Guardamos recuerdo
siempre de las primeras veces. Como si estuviéramos seguros de que no volverán
a suceder, por si acaso. Atesoramos ese momento, sea punzada en el estómago o
piel de gallina de emoción. Recuerdo la primera vez que padecí por otro, que
sentí que temblaba porque alguien a quien quería sufría. Tras un accidente
doméstico el salón quedó inundado de sangre y mis padres se llevaron
a mi hermano, dejándome sola en casa. Auxiliaron al herido y quedé allí, entre
gritos, nervios y corre-vuelas. Cerraron la puerta y descubrí lo que era la
angustia de la espera, la incertidumbre del silencio.
Annie
Ernaux escribe en El
uso de la foto: “El horror en el otro extremo de nuestro amor, como si el
mundo exterior, siempre, debiera situarse ahí: detrás de la ventana de la
cocina.” Certificando que tras la cotidianidad, tras la tranquilidad de la
rutina, tras la cortina; puede aparecer el dolor más tremendo sobre aquellos
que amamos. Que nada de lo que hagamos, digamos o deseemos puede calmar el
desconsuelo, que no es nuestro, y que la luz podrá, o no, seguir entrando por
la ventana de la cocina. Eso también se aprende, que todo transcurre sin que
podamos cambiar el rumbo de esa luz.
Con los años fortalecemos
una coraza que nos cubre y no deja al descubierto nuestro ser vulnerable, como
si camináramos constantemente bajo la capa de invisibilidad de Harry Potter.

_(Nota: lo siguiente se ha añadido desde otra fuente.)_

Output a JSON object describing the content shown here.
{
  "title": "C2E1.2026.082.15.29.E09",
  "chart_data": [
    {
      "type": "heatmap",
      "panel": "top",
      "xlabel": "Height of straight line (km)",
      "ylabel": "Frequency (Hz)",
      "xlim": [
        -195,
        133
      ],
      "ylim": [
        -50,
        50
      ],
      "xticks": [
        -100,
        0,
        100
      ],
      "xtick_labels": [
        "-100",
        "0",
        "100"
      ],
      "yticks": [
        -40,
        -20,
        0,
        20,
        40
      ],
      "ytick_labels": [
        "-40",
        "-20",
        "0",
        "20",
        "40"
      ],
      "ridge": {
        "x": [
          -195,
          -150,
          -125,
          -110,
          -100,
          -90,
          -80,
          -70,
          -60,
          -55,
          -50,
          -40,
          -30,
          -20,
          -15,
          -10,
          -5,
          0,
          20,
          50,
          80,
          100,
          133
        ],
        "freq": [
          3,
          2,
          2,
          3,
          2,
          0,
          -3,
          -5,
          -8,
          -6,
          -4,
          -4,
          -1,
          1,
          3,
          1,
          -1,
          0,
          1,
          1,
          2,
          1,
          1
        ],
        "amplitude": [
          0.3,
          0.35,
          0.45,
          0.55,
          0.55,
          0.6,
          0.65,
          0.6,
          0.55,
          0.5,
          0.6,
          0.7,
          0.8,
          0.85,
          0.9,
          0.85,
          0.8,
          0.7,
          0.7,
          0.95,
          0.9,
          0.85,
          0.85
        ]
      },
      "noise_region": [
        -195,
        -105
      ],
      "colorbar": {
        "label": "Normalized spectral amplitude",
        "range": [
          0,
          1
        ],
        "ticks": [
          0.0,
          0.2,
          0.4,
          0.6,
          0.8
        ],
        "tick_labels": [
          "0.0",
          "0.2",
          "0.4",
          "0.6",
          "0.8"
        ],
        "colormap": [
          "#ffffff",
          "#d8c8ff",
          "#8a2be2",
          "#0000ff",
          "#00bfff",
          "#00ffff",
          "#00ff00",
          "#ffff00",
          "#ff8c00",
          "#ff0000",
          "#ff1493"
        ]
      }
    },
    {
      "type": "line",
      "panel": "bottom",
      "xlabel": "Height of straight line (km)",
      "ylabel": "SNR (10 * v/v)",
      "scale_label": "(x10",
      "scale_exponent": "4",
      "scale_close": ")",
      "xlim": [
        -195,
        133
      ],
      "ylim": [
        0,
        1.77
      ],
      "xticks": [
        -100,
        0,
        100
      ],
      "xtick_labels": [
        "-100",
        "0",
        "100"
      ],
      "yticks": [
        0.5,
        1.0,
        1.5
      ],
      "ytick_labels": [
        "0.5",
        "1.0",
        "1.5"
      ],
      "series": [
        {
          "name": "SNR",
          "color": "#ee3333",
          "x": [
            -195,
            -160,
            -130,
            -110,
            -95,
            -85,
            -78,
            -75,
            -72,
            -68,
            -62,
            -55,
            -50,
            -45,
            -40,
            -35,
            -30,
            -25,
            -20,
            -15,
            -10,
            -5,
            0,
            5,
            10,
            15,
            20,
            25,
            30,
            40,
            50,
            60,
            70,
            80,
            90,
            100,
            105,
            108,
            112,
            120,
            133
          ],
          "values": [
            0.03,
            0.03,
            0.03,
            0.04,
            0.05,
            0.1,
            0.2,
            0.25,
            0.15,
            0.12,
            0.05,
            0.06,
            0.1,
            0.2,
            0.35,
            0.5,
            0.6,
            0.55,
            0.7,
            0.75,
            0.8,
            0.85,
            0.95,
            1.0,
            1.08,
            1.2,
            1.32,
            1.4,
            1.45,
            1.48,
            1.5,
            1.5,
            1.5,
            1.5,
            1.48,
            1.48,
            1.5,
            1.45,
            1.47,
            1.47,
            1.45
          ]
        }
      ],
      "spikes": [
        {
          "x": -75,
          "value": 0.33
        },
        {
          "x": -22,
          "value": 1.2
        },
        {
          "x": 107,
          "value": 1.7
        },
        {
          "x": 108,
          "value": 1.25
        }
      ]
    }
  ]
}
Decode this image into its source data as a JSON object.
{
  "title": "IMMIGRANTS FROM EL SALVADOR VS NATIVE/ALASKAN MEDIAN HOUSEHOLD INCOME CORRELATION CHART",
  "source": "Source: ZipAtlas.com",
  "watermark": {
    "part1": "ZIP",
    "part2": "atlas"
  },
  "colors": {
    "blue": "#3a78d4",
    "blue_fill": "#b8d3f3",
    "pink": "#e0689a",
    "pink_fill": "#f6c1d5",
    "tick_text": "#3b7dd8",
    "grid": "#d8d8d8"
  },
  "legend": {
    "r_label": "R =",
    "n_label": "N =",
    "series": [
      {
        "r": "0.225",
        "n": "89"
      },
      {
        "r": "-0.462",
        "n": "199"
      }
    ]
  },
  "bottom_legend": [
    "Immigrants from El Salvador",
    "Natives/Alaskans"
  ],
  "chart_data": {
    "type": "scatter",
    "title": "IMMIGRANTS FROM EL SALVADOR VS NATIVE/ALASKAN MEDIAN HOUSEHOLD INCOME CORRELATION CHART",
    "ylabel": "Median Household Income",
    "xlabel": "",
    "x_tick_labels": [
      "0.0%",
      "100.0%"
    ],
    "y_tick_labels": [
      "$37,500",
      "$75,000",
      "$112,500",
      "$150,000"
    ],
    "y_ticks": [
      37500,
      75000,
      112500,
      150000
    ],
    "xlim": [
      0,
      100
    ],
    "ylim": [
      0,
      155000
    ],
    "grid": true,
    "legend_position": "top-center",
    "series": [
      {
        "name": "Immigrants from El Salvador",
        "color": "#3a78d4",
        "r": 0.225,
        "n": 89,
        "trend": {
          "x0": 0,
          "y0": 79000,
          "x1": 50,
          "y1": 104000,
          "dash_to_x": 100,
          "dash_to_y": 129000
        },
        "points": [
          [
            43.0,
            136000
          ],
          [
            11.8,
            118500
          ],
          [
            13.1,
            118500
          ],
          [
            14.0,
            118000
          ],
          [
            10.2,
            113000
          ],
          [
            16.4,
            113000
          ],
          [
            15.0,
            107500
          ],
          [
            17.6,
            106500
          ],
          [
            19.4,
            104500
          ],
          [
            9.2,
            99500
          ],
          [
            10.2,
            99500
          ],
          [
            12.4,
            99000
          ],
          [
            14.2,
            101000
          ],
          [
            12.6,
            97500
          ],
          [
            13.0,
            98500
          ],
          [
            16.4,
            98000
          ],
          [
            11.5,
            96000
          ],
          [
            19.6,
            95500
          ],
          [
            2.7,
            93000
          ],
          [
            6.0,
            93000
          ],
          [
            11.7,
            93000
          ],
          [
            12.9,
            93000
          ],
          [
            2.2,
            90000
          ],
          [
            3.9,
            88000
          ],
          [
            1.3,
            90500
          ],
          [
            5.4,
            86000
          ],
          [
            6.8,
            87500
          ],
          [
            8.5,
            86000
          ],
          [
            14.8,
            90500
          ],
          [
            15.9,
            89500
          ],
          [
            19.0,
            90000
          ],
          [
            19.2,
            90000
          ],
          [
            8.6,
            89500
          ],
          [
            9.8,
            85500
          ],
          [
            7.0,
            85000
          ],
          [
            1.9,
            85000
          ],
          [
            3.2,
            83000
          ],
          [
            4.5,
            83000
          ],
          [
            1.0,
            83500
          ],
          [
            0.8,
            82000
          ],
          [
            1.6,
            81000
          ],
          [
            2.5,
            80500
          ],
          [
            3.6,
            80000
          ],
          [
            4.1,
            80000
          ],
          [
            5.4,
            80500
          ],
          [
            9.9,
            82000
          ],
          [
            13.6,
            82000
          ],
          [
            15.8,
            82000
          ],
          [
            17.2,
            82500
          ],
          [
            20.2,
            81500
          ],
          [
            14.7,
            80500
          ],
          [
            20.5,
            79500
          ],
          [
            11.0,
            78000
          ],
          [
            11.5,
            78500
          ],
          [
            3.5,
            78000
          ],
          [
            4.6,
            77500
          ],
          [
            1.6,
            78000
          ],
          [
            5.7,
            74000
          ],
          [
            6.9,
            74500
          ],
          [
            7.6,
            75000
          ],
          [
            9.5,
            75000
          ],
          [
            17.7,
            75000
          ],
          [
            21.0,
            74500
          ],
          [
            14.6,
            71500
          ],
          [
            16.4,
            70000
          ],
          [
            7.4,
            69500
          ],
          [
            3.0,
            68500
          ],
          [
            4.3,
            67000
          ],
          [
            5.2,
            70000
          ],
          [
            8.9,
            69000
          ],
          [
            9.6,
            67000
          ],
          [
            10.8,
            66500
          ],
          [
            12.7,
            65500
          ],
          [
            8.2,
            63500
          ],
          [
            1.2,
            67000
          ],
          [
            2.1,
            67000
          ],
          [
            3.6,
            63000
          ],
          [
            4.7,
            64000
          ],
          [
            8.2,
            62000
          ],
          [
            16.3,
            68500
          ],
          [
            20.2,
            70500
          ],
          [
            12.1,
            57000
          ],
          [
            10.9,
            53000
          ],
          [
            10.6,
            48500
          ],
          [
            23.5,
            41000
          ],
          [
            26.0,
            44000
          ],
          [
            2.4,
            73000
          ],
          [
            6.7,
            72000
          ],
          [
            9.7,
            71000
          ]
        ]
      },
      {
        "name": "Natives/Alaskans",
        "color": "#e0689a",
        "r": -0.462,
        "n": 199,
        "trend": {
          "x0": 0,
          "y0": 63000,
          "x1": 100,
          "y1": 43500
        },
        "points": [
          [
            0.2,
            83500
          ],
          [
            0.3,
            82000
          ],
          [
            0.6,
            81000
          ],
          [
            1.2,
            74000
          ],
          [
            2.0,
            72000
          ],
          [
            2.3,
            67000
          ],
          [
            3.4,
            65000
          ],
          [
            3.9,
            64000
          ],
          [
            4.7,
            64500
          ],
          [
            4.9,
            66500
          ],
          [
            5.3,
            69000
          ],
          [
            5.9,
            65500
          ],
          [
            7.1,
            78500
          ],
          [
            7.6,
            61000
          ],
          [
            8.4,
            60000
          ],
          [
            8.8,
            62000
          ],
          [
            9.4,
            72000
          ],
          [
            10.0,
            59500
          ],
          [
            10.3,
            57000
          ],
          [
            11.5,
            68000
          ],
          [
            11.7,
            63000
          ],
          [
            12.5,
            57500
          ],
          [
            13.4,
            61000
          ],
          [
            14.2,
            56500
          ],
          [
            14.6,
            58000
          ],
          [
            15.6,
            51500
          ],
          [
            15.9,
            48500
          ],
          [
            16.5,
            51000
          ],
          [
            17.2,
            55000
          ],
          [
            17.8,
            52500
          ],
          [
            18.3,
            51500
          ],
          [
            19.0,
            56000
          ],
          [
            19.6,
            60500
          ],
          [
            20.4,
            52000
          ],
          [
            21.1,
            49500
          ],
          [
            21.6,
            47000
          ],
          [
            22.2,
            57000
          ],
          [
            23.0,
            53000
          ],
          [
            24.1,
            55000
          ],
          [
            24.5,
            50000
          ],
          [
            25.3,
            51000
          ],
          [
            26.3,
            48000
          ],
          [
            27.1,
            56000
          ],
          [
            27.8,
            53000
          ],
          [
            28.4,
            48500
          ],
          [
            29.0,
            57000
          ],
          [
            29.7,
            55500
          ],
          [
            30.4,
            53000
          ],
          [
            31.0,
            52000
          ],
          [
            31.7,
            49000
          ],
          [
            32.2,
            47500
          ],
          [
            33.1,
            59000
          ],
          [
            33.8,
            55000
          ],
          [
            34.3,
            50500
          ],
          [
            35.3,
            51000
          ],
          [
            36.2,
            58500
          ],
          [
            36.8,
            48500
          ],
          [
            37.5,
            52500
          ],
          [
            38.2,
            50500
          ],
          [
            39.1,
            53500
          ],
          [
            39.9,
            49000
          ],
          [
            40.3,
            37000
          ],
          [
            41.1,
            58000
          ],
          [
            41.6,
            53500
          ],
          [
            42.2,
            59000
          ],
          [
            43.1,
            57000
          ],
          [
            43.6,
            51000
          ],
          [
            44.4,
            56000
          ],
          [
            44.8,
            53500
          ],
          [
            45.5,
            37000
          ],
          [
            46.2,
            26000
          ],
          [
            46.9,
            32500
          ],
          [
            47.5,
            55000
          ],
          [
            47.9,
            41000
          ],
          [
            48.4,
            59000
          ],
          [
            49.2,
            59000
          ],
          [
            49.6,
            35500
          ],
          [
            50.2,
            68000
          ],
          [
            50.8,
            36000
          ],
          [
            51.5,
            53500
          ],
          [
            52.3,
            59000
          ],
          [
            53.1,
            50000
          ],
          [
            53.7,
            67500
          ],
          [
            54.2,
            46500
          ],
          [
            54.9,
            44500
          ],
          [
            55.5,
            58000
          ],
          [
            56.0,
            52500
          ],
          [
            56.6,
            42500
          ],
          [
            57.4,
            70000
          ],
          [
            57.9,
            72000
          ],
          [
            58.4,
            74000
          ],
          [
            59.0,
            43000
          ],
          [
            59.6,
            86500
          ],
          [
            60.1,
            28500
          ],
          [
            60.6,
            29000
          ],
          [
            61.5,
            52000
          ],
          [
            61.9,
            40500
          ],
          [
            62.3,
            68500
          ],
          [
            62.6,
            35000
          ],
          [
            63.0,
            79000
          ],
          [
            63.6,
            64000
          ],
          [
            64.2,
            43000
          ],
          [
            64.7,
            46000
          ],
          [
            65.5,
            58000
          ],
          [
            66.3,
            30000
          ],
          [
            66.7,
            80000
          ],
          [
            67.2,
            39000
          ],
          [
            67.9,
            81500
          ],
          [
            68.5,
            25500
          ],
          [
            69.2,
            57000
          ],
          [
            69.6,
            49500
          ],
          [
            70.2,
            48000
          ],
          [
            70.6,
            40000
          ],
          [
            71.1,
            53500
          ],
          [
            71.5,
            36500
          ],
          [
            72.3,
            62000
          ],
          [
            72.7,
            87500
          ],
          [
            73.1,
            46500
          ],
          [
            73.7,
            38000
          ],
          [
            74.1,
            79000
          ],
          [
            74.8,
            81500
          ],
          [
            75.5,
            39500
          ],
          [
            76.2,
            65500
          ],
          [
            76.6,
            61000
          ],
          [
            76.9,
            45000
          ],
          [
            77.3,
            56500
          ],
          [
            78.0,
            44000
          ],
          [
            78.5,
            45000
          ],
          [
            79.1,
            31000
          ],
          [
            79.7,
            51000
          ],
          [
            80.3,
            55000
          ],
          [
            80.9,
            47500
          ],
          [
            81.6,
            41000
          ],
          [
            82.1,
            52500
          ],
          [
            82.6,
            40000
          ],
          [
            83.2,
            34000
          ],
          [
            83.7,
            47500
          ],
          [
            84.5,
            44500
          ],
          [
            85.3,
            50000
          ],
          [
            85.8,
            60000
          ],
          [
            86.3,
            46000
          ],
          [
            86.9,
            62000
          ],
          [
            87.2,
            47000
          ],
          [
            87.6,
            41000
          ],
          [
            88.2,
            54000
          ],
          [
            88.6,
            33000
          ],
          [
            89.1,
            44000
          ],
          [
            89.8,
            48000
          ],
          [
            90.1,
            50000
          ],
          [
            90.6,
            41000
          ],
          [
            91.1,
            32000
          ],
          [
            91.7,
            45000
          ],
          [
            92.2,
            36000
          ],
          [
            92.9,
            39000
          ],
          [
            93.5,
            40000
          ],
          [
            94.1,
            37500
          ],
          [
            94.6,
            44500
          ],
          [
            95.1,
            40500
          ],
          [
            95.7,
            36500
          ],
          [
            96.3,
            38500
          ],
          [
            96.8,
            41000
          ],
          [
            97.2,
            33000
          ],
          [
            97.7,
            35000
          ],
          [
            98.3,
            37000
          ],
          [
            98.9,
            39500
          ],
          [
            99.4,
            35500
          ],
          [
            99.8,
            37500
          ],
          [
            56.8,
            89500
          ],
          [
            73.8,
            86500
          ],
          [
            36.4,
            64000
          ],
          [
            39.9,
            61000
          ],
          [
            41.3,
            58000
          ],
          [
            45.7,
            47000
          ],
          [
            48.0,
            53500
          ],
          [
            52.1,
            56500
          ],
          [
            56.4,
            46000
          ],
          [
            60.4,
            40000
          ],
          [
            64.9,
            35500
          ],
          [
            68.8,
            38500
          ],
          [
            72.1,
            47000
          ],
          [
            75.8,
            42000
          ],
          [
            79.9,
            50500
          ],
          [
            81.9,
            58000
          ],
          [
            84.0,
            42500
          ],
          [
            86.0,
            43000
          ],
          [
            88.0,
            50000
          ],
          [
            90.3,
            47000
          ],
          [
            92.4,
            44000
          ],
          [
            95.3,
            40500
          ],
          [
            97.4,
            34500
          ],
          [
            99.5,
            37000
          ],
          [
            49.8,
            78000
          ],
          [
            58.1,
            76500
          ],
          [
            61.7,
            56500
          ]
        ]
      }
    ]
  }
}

Pero no estamos en Hogwarts. No tenemos la varita para alejar las maldiciones,
ni para engañar al tormento. Leía estos
días a Anne
Carson y asentía cuando afirma que la vida son riesgos, que vivir implica
proteger el corazón herido. Corazón coraza. “Después de todo el corazón no es
una piedra pequeña que pueda rodar de esta manera y aquella. La mente no es una
caja que pueda cerrarse rápido. ¡Y aun así lo es! ¡Lo es! Bien la vida implica
riesgos. El amor es uno de ellos. Terribles riesgos.” Cuánta razón en La belleza del
marido, cómo duele ese dolor de los demás. Cómo duele el amor. Cómo inquieta reconocer que no disponemos
del remedio para curar ese daño que no lleva nuestro nombre.
La mente no es una caja
que pueda cerrarse rápido. Toda la preocupación sigue reproduciéndose en esa
cabeza pensante nuestra. Parece que no pare el motor y sin darnos cuenta
engrandamos el suplicio aunque ni así consigamos salvar al que sufre. Porque Leila Guerriero ya lo dijo en "Rota", que la gente no salva a la gente. Aunque nos
esforcemos, aunque luchemos, aunque amemos, la gente debe salvarse sola. Asentimos
estar mejor, estar bien, pero no es verdad. Y esa mentira nos hace sentir un
monstruo, un animal, un ser lleno de secretos y de pájaros oscuros. Porque no
es verdad. Y es entonces cuando nos
decimos si el otro sabe que debe salvarse solo.